Communications Office:
David Bookstaver, Director
Mai Yee, Assistant Director
(212) 428-2500

Date: September 11, 2001

Seal of the Unified Court System
Chief Judge Targets Shortfall
of Civil Legal Services for New York's Poor
ALBANY - At a judicial summit on increasing access to the legal system held in Albany today, Chief Judge Judith S. Kaye will announce the creation of the New York State Access to Justice Center, designed to address the shortfall of civil legal services available to low-income New Yorkers. The Access to Justice Center will be charged with removing barriers to legal representation for the poor and generating new ideas for civil legal services, including developing permanent funding sources, increasing services for self-represented litigants and promoting the use of alternative dispute resolution. It will be the first court-sponsored entity of its kind in the nation to fostering civil legal services for low-income litigants and to developing public-private partnerships that support the delivery of such services.

Chief Judge Kaye said, "For a family seeking protection from eviction, for an elderly person confused by the social services bureaucracy or for a battered woman fleeing domestic violence, having access to adequate legal services can be critical to their safety and well-being. Yet only a small percentage of impoverished New Yorkers - perhaps 15% - stand a reasonable chance of getting a lawyer when they desperately need one. The Access to Justice Center will serve as the central vehicle for securing long-term funding sources for civil legal services for New Yorkers who need but cannot afford such services. I am grateful to our partners in government for their cooperation in establishing this unique center, which will help ensure equal access to justice for all New Yorkers."
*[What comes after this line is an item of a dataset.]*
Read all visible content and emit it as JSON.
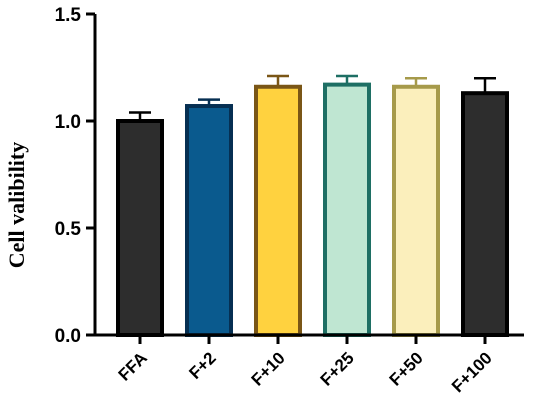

Chief Administrative Judge Jonathan Lippman noted, "The state of civil legal services has reached a turning point in New York. Ninety percent of all tenants appearing in Housing Court - many facing eviction from their homes - do not have an attorney. And while the demand for services is great, the supply is shrinking. To address this current predicament, we have created the New York State Access to Justice Center, using seed money allocated for this purpose. The center will galvanize our efforts to find permanent civil legal service funding streams, and I am confident that it will make significant headway in this important area of public interest."
Studies have demonstrated the cost-effectiveness of investing in legal services, with, for example, every dollar spent in eviction prevention programs in New York City yielding four dollars in government savings.

Chief Judge Kaye will announce the establishment of the center at the Access to Justice Conference, a court-sponsored forum of judges, court administrators and legal community leaders that convenes in Albany on September 11 and 12. It will be headed by Hon. Juanita Bing Newton, the Deputy Chief Administrative Judge for Justice Initiatives, who spearheaded the ground-breaking two-day conference. Judge Newton's unique statewide position and office were specially created in 1999 by Chief Judge Kaye and Chief Administrative Judge Lippman as part of an initiative to promote broader access to the New York justice system.

In addition to discussions on the delivery of civil legal services to poor and moderate income New Yorkers, the Access to Justice Conference will also address the challenge of self-represented litigants, increasing pro bono activity within the legal community and expanding community outreach and education. Following the conference - the first held specifically to address issues of access to justice in New York - administrative judges throughout the state will draft action plans proposing ways to improve access to justice for citizens in their respective localities.